17–21 Jun 2013
Europe/Vienna timezone

Gas Transport from an Underground Source in Fractured Rock with Application to the OSI and IMS Regimes: A French-US Collaborative Study

Not scheduled
Poster Theme 2: Events and Their Characterization

Speaker

Charles Carrigan (Lawrence Livermore National Laboratory)

Description

The CEA Roselend Underground Laboratory near Mont Blanc is a well instrumented facility for evaluating the transport of gases from depth across a highly fractured regime to the surface. At its deepest, the laboratory is 55 m beneath the surface and contains a sealed cavity for gas release experiments. The laboratory allows field scale studies of some aspects of the effect of transport on the noble gas source term of an underground nuclear explosion.

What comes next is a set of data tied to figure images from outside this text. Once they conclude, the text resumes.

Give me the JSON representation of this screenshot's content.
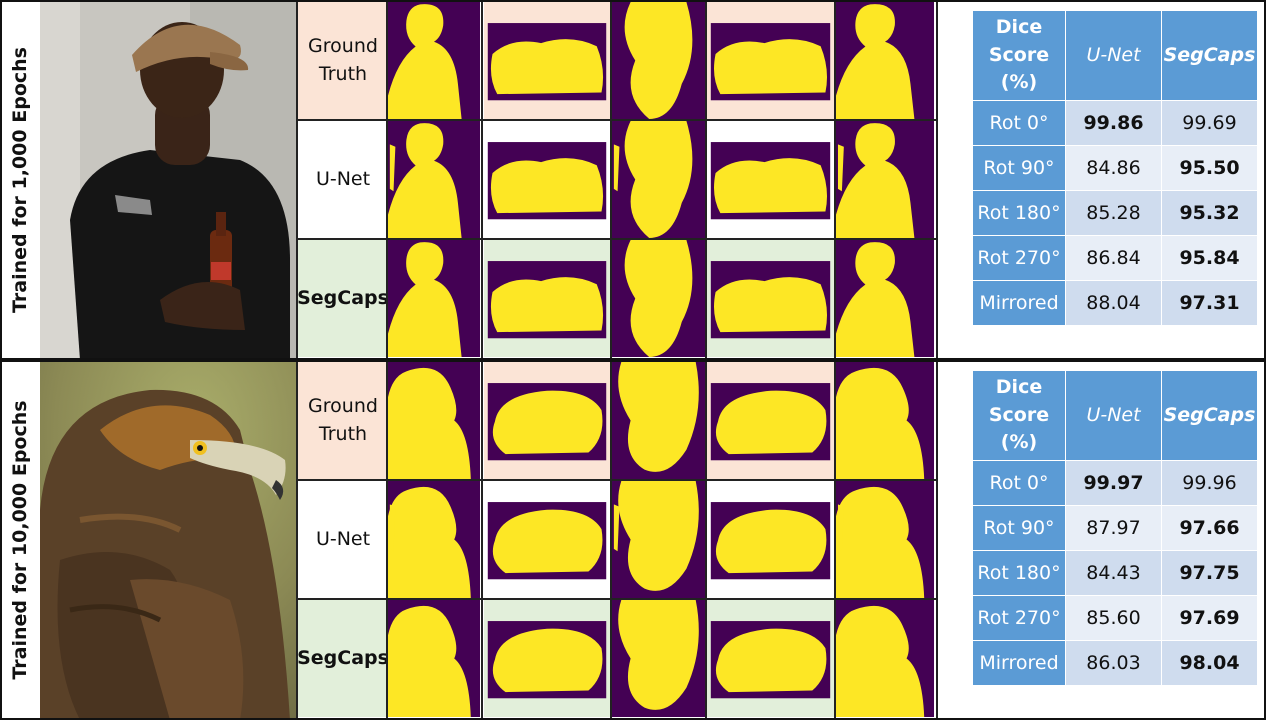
{
  "panels": [
    {
      "side_label": "Trained for 1,000 Epochs",
      "photo_subject": "man-with-cap-and-bottle-photo",
      "row_labels": [
        "Ground\nTruth",
        "U-Net",
        "SegCaps"
      ],
      "table": {
        "header": [
          "Dice\nScore\n(%)",
          "U-Net",
          "SegCaps"
        ],
        "rows": [
          {
            "label": "Rot 0°",
            "unet": "99.86",
            "segcaps": "99.69",
            "best": "unet"
          },
          {
            "label": "Rot 90°",
            "unet": "84.86",
            "segcaps": "95.50",
            "best": "segcaps"
          },
          {
            "label": "Rot 180°",
            "unet": "85.28",
            "segcaps": "95.32",
            "best": "segcaps"
          },
          {
            "label": "Rot 270°",
            "unet": "86.84",
            "segcaps": "95.84",
            "best": "segcaps"
          },
          {
            "label": "Mirrored",
            "unet": "88.04",
            "segcaps": "97.31",
            "best": "segcaps"
          }
        ]
      }
    },
    {
      "side_label": "Trained for 10,000 Epochs",
      "photo_subject": "golden-eagle-photo",
      "row_labels": [
        "Ground\nTruth",
        "U-Net",
        "SegCaps"
      ],
      "table": {
        "header": [
          "Dice\nScore\n(%)",
          "U-Net",
          "SegCaps"
        ],
        "rows": [
          {
            "label": "Rot 0°",
            "unet": "99.97",
            "segcaps": "99.96",
            "best": "unet"
          },
          {
            "label": "Rot 90°",
            "unet": "87.97",
            "segcaps": "97.66",
            "best": "segcaps"
          },
          {
            "label": "Rot 180°",
            "unet": "84.43",
            "segcaps": "97.75",
            "best": "segcaps"
          },
          {
            "label": "Rot 270°",
            "unet": "85.60",
            "segcaps": "97.69",
            "best": "segcaps"
          },
          {
            "label": "Mirrored",
            "unet": "86.03",
            "segcaps": "98.04",
            "best": "segcaps"
          }
        ]
      }
    }
  ],
  "mask_columns": [
    "Rot 0°",
    "Rot 90°",
    "Rot 180°",
    "Rot 270°",
    "Mirrored"
  ],
  "colors": {
    "mask_foreground": "#fde725",
    "mask_background": "#440154",
    "header_blue": "#5b9bd5",
    "row_dark": "#cfdcee",
    "row_light": "#e8eef7",
    "gt_bg": "#fbe4d6",
    "segcaps_bg": "#e2efda"
  }
}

A collaboration between the CEA and LLNL is exploring the dependence of gas releases driven both by cavity pressure and barometric fluctuations and preliminary modeling using the LLNL NUFT transport program has been performed as part of an experiment design effort. Experiments at the well characterized site will also allow computer simulations to be used in a predictive mode regarding the transport of tracer gases and their detectability. Future work involves deployment of the LLNL Subsurface Gas Smart Sampler (SGSS) to evaluate the temporal correlation between measurement of naturally produced radon and inert tracer gases released from the pressurized chamber in the facility. This study will support the development of improved sampling methods for capturing noble gases during a CTBT on-site inspection.